- Born: John Edgar Lembeck 1942 (age 83–84) St. Louis, Missouri, U.S.
- Education: University of Kansas (BFA) Yale University (MFA)
- Known for: Painting, sculpture
- Movement: Abstract illusionism

= Jack Lembeck =

American painter and sculptor

John Edgar Lembeck (born in 1942) is an American painter and sculptor known for his abstract illusionism paintings and installation art.

==Early life and education==
Lembeck was born in St. Louis, Missouri. He received a BFA from the University of Kansas and an MFA from Yale University in 1970, where he remained as an instructor in Yale's art department until 1972.

== Career ==
After leaving Yale, Lembeck established a career in SoHo, Manhattan, as a professional artist, exhibiting his paintings with the Louis K. Meisel Gallery and nationally and internationally.
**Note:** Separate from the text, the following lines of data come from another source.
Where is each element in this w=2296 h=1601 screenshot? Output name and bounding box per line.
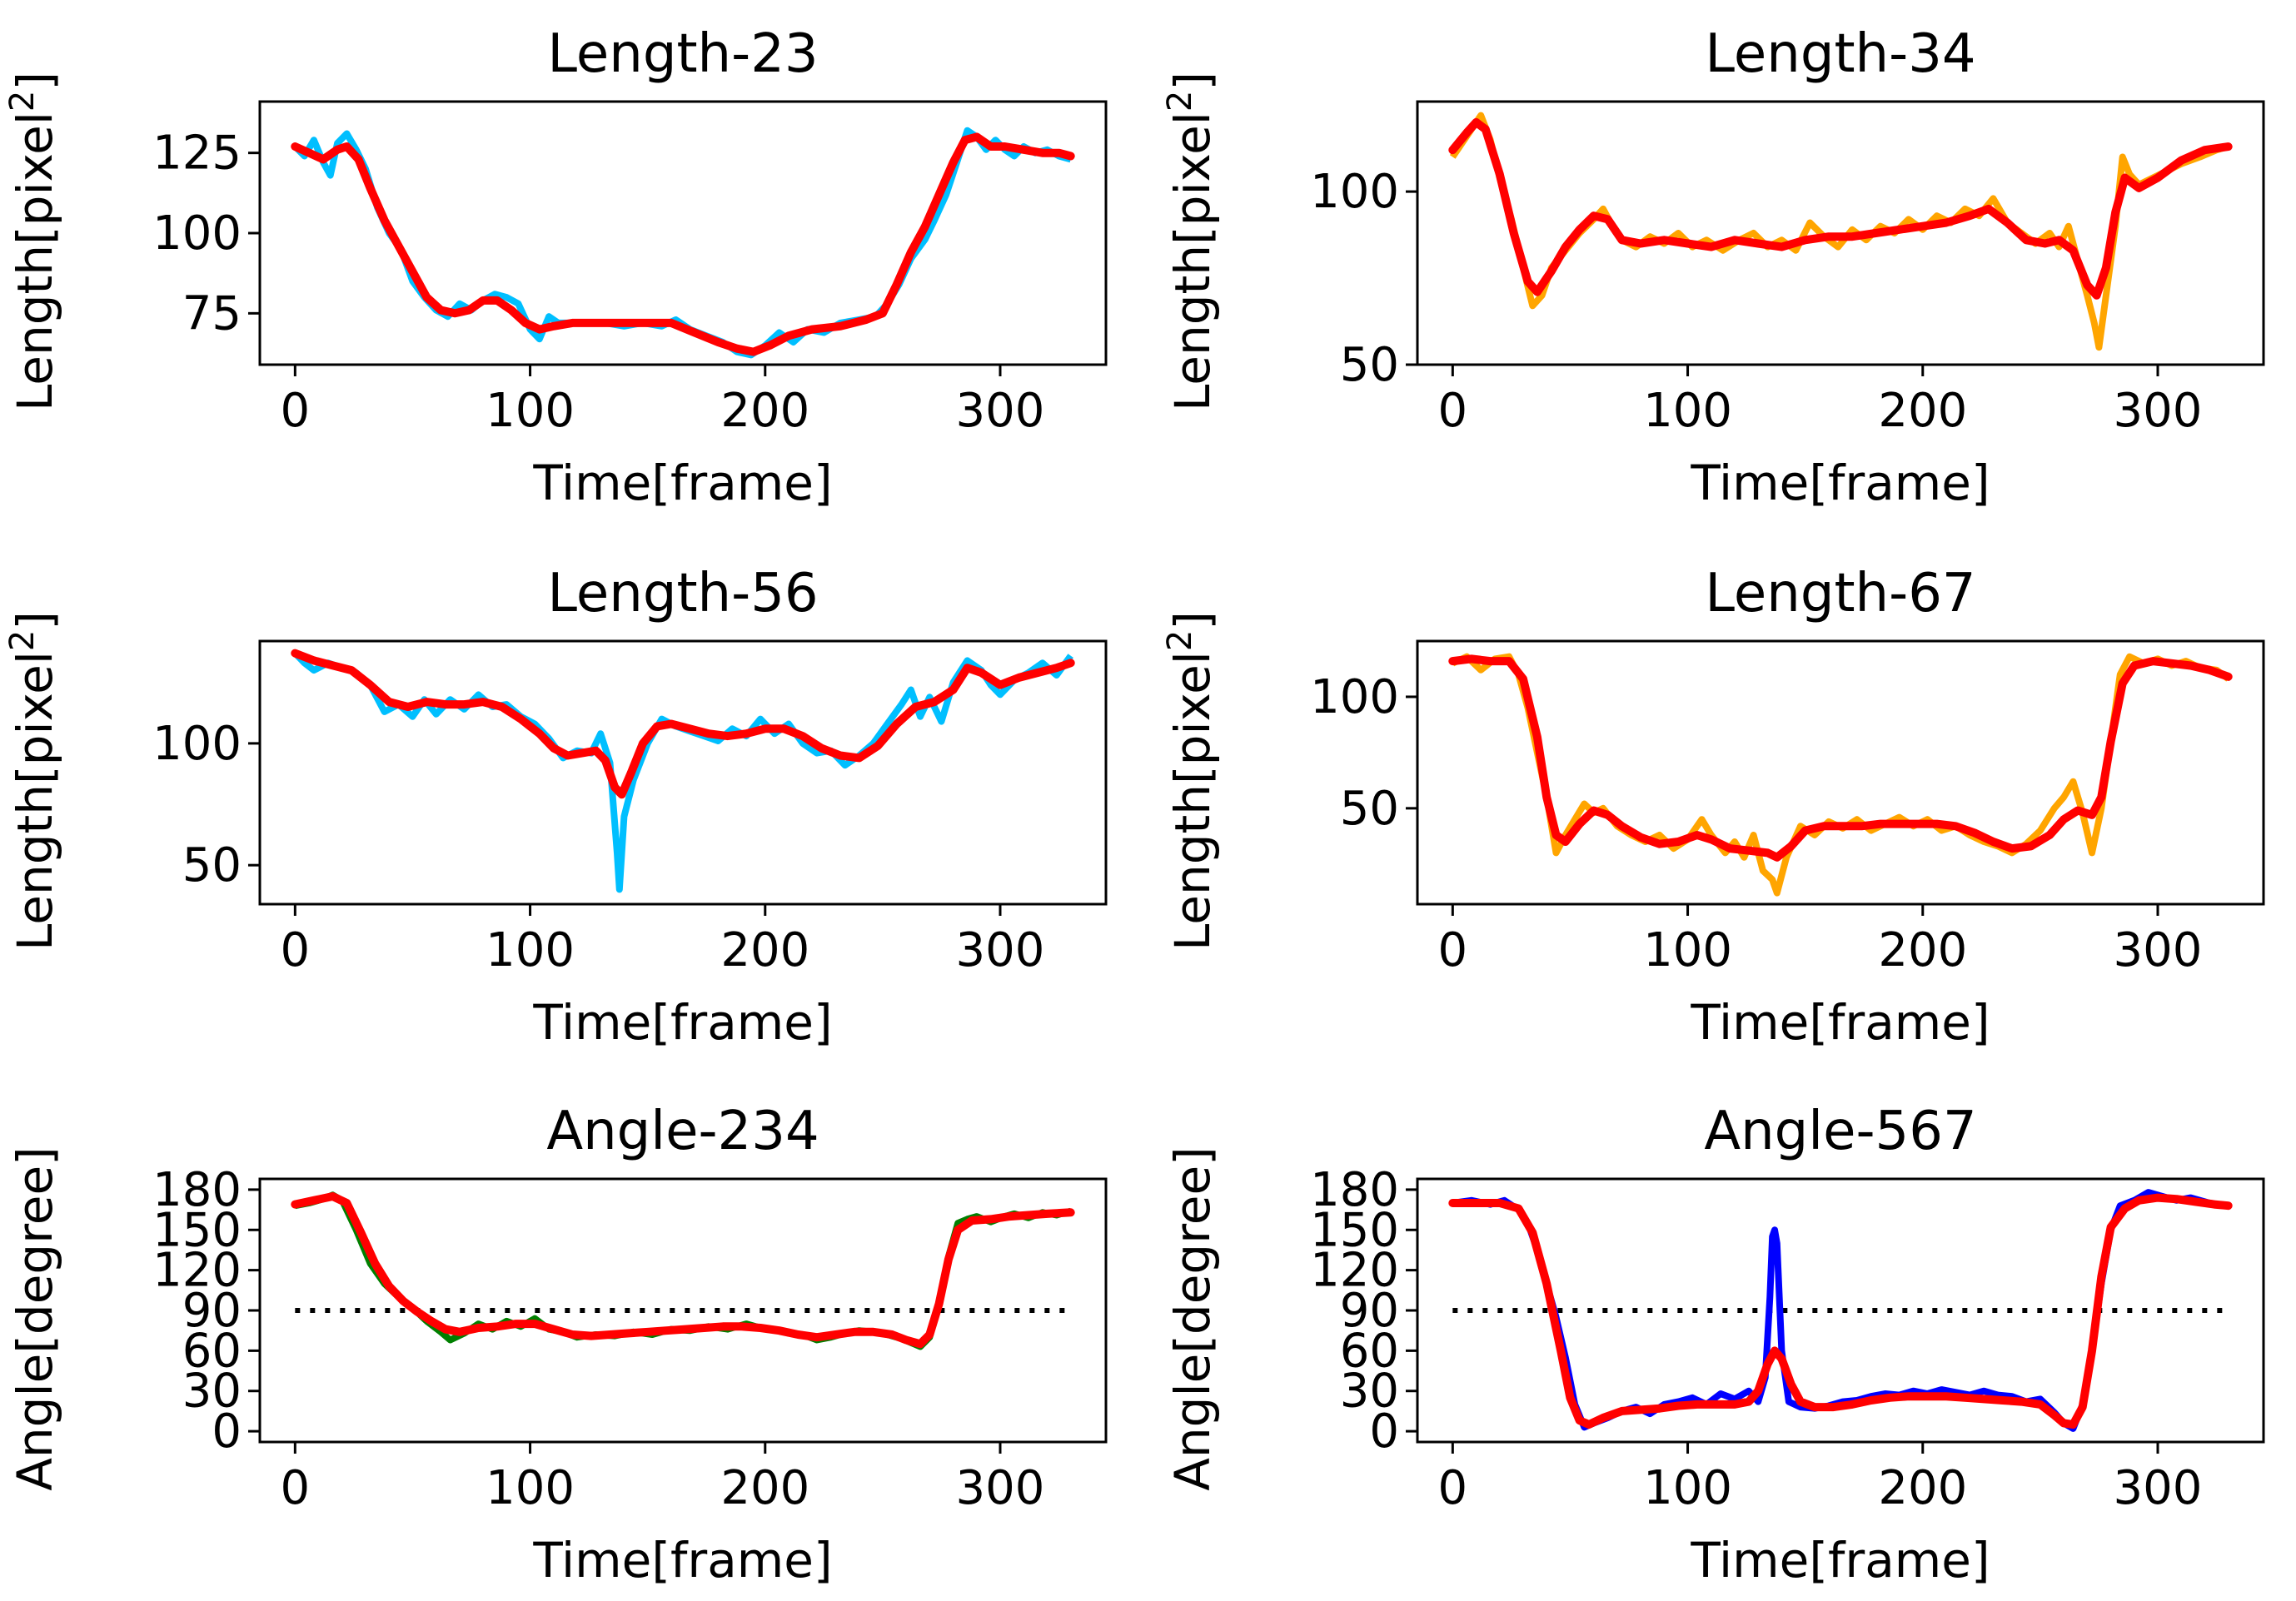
y-tick-label: 0: [212, 1405, 242, 1459]
axes-frame: [1416, 639, 2265, 906]
x-axis-label: Time[frame]: [1690, 455, 1990, 511]
y-tick-label: 60: [182, 1324, 242, 1378]
y-tick-label: 90: [182, 1284, 242, 1338]
chart-title: Length-67: [1705, 563, 1975, 624]
x-tick-label: 200: [720, 1461, 809, 1515]
x-tick-label: 100: [486, 1461, 575, 1515]
x-tick-label: 100: [1643, 1461, 1732, 1515]
smoothed-series-line: [1448, 654, 2233, 862]
y-tick-label: 100: [152, 206, 242, 261]
smoothed-series-line: [1448, 1193, 2233, 1429]
y-tick-label: 150: [1310, 1203, 1399, 1257]
x-axis-label: Time[frame]: [532, 455, 832, 511]
y-tick-label: 180: [152, 1163, 242, 1217]
y-tick-label: 120: [1310, 1244, 1399, 1298]
y-tick-label: 60: [1340, 1324, 1399, 1378]
y-tick-label: 50: [1340, 782, 1399, 836]
subplot-2: Length-34 0 100 200 300 50 100 Time[frame] Lengt…: [1161, 23, 2265, 511]
chart-title: Angle-234: [546, 1101, 819, 1162]
smoothed-series-line: [291, 649, 1075, 799]
x-tick-label: 100: [486, 923, 575, 977]
y-axis-label: Length[pixel2]: [3, 611, 63, 951]
x-tick-label: 300: [2114, 923, 2203, 977]
y-axis-label-close: ]: [1164, 72, 1221, 91]
x-tick-label: 200: [1878, 384, 1967, 438]
subplot-1: Length-23 0 100 200 300 75 100 125 Time[frame] Le…: [3, 23, 1108, 511]
y-axis-label: Length[pixel2]: [3, 72, 63, 411]
y-tick-label: 125: [152, 127, 242, 181]
y-axis-label-text: Angle[degree]: [1164, 1146, 1221, 1491]
chart-title: Length-34: [1705, 23, 1975, 85]
chart-title: Length-56: [547, 563, 818, 624]
y-tick-label: 50: [1340, 338, 1399, 392]
y-tick-label: 75: [182, 286, 242, 341]
y-axis-label-text: Angle[degree]: [7, 1146, 63, 1491]
y-axis-label: Angle[degree]: [7, 1146, 63, 1491]
x-tick-label: 300: [956, 923, 1045, 977]
y-axis-label-close: ]: [7, 611, 63, 630]
y-tick-label: 30: [182, 1365, 242, 1419]
y-tick-label: 30: [1340, 1365, 1399, 1419]
subplot-4: Length-67 0 100 200 300 50 100 Time[frame] Lengt…: [1161, 563, 2265, 1051]
raw-series-line: [294, 1191, 1072, 1350]
x-tick-label: 200: [1878, 923, 1967, 977]
x-axis-label: Time[frame]: [1690, 1532, 1990, 1589]
y-tick-label: 50: [182, 838, 242, 892]
y-tick-label: 180: [1310, 1163, 1399, 1217]
x-tick-label: 0: [281, 384, 311, 438]
y-axis-label: Length[pixel2]: [1161, 72, 1221, 411]
x-tick-label: 100: [1643, 384, 1732, 438]
x-tick-label: 0: [281, 923, 311, 977]
x-tick-label: 0: [1438, 923, 1468, 977]
smoothed-series-line: [291, 1192, 1075, 1349]
x-axis-label: Time[frame]: [532, 1532, 832, 1589]
y-axis-label: Angle[degree]: [1164, 1146, 1221, 1491]
y-tick-label: 100: [152, 717, 242, 771]
y-axis-label-text: Length[pixel: [7, 112, 63, 411]
x-axis-label: Time[frame]: [532, 994, 832, 1051]
x-tick-label: 300: [956, 1461, 1045, 1515]
y-axis-label-text: Length[pixel: [1164, 651, 1221, 951]
x-tick-label: 200: [720, 923, 809, 977]
axes-frame: [1416, 100, 2265, 366]
y-tick-label: 150: [152, 1203, 242, 1257]
x-tick-label: 0: [281, 1461, 311, 1515]
y-axis-label-text: Length[pixel: [7, 651, 63, 951]
x-tick-label: 300: [2114, 1461, 2203, 1515]
y-axis-label: Length[pixel2]: [1161, 611, 1221, 951]
y-axis-label-close: ]: [7, 72, 63, 91]
y-axis-label-superscript: 2: [3, 630, 42, 651]
x-tick-label: 0: [1438, 384, 1468, 438]
chart-title: Angle-567: [1704, 1101, 1976, 1162]
chart-title: Length-23: [547, 23, 818, 85]
y-axis-label-superscript: 2: [1161, 91, 1199, 112]
x-tick-label: 100: [486, 384, 575, 438]
x-tick-label: 200: [1878, 1461, 1967, 1515]
y-tick-label: 90: [1340, 1284, 1399, 1338]
smoothed-series-line: [1448, 117, 2233, 300]
subplot-3: Length-56 0 100 200 300 50 100 Time[frame] Lengt…: [3, 563, 1108, 1051]
axes-frame: [258, 639, 1108, 906]
y-axis-label-text: Length[pixel: [1164, 112, 1221, 411]
x-tick-label: 300: [956, 384, 1045, 438]
x-tick-label: 200: [720, 384, 809, 438]
x-tick-label: 300: [2114, 384, 2203, 438]
y-axis-label-superscript: 2: [1161, 630, 1199, 651]
y-axis-label-close: ]: [1164, 611, 1221, 630]
x-tick-label: 100: [1643, 923, 1732, 977]
raw-series-line: [1451, 653, 2231, 897]
y-tick-label: 100: [1310, 670, 1399, 724]
y-tick-label: 0: [1369, 1405, 1399, 1459]
y-tick-label: 120: [152, 1244, 242, 1298]
smoothed-series-line: [291, 132, 1075, 356]
x-axis-label: Time[frame]: [1690, 994, 1990, 1051]
y-tick-label: 100: [1310, 165, 1399, 219]
x-tick-label: 0: [1438, 1461, 1468, 1515]
y-axis-label-superscript: 2: [3, 91, 42, 112]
His works are included in the permanent collections of the Guggenheim Museum, The Phoenix Art Museum, the Detroit Institute of Arts, and the Orlando Museum of Art, among others.

In 1994, Lembeck in collaboration with Jeremy Gardiner and Susan Banks, established LANDMIND to create a method for artists to become an influential and integral part of Miami's ever evolving environment by providing a forum of collaboration between artists, students and community members to share ideas, design and execute environmental art projects. Two key projects were the Brittle Star Park project at Miami Dade Community College and a project named Windscape in Bayfront Park, Downtown Miami, Florida.

== Personal life ==
Jack met his wife, Mary, while attending Yale University. Their son, Jeff, was the best friend of Etan Patz.